I have my column to think about, but you might have bills, a job or two, constant homework, nagging parents, a huge 20-page paper, or any other annoyance that acts as a detour from your daily routines and responsibilities.

Every person has something that they must deal with. It is one of those facts of life [please refrain from thinking about that horrible 80’s television show] with which we must all cope.

Armed with a limited amount of experience I offer the following advice.

Expect to have a class where you just sit and stare. You will not understand any of the concepts presented to you and the professor seems to be speaking some binary language complete with clicks, hums and pings. Depending on the room, building and time of year you will probably be sitting in this classroom sweating like former Knick Patrick Ewing in the fourth quarter.

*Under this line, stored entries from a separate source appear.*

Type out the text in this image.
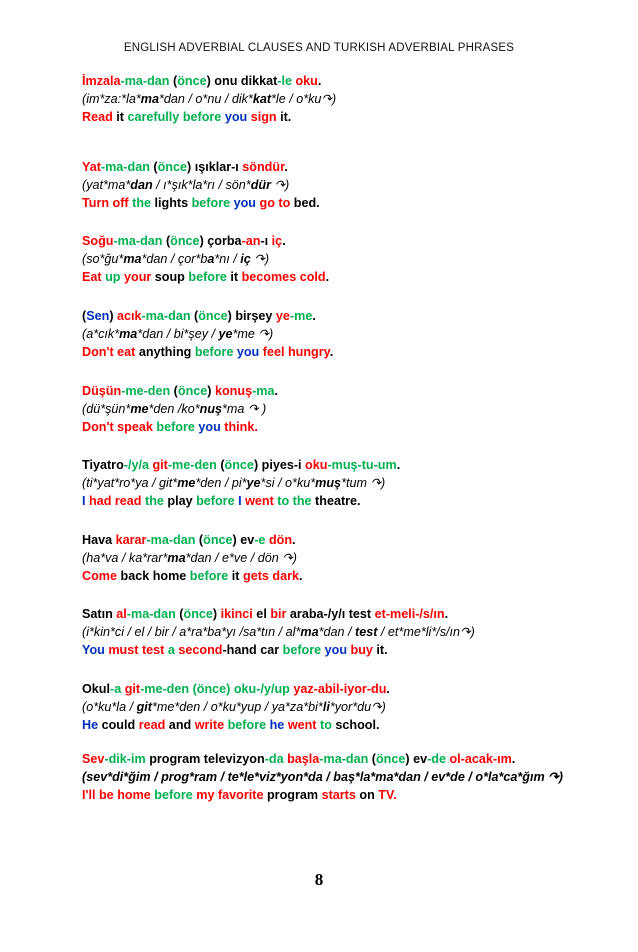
ENGLISH ADVERBIAL CLAUSES AND TURKISH ADVERBIAL PHRASES
İmzala-ma-dan (önce) onu dikkat-le oku.
(im*za:*la*ma*dan / o*nu / dik*kat*le / o*ku↷)
Read it carefully before you sign it.
Yat-ma-dan (önce) ışıklar-ı söndür.
(yat*ma*dan / ı*şık*la*rı / sön*dür ↷)
Turn off the lights before you go to bed.
Soğu-ma-dan (önce) çorba-an-ı iç.
(so*ğu*ma*dan / çor*ba*nı / iç ↷)
Eat up your soup before it becomes cold.
(Sen) acık-ma-dan (önce) birşey ye-me.
(a*cık*ma*dan / bi*şey / ye*me ↷)
Don't eat anything before you feel hungry.
Düşün-me-den (önce) konuş-ma.
(dü*şün*me*den /ko*nuş*ma ↷ )
Don't speak before you think.
Tiyatro-/y/a git-me-den (önce) piyes-i oku-muş-tu-um.
(ti*yat*ro*ya / git*me*den / pi*ye*si / o*ku*muş*tum ↷)
I had read the play before I went to the theatre.
Hava karar-ma-dan (önce) ev-e dön.
(ha*va / ka*rar*ma*dan / e*ve / dön ↷)
Come back home before it gets dark.
Satın al-ma-dan (önce) ikinci el bir araba-/y/ı test et-meli-/s/ın.
(i*kin*ci / el / bir / a*ra*ba*yı /sa*tın / al*ma*dan / test / et*me*li*/s/ın↷)
You must test a second-hand car before you buy it.
Okul-a git-me-den (önce) oku-/y/up yaz-abil-iyor-du.
(o*ku*la / git*me*den / o*ku*yup / ya*za*bi*li*yor*du↷)
He could read and write before he went to school.
Sev-dik-im program televizyon-da başla-ma-dan (önce) ev-de ol-acak-ım. (sev*di*ğim / prog*ram / te*le*viz*yon*da / baş*la*ma*dan / ev*de / o*la*ca*ğım ↷)
I'll be home before my favorite program starts on TV.
8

If you plan it correctly you might be able to Pass/Fail this class but only if you are an upperclassman and your particular college offers the option. Of course you should try a little in this class because you owe it to yourself or whoever else is paying your tuition. Unfortunately sometimes the “give it the old college try” adage is nothing but trite, well-meaning garbage and you simply pray for a passing grade.

In addition to expecting this horrible class, while you are in a college atmosphere you should take advantage of the Great Lawn. Though broad, all-encompassing comments like that are usually either pompous or wrong, I am fairly sure that in this case I am right.

The picturesque, fun college environment should be attractive to you, especially when the majority of the time you are stuck in the asylum-like buildings of Marillac Hall and Sullivan Hall and the saunas known to us as St. John Hall and St. Augustine Hall.

The classic college image of relaxed students leisurely playing Frisbee on great green expanses surrounded by distinguished looking academic buildings is not an exact reality. We do have an almost Hollywood-like setting here so try and appreciate it as a type of self-imposed therapy.

Contrary to how it may seem, these tough semesters do not last forever and the stresses of September will fade into a restful winter break. In the meantime, coffee, Domino’s, complaining and a little relaxation might help you get through it all.

It’s worked for me these past three years.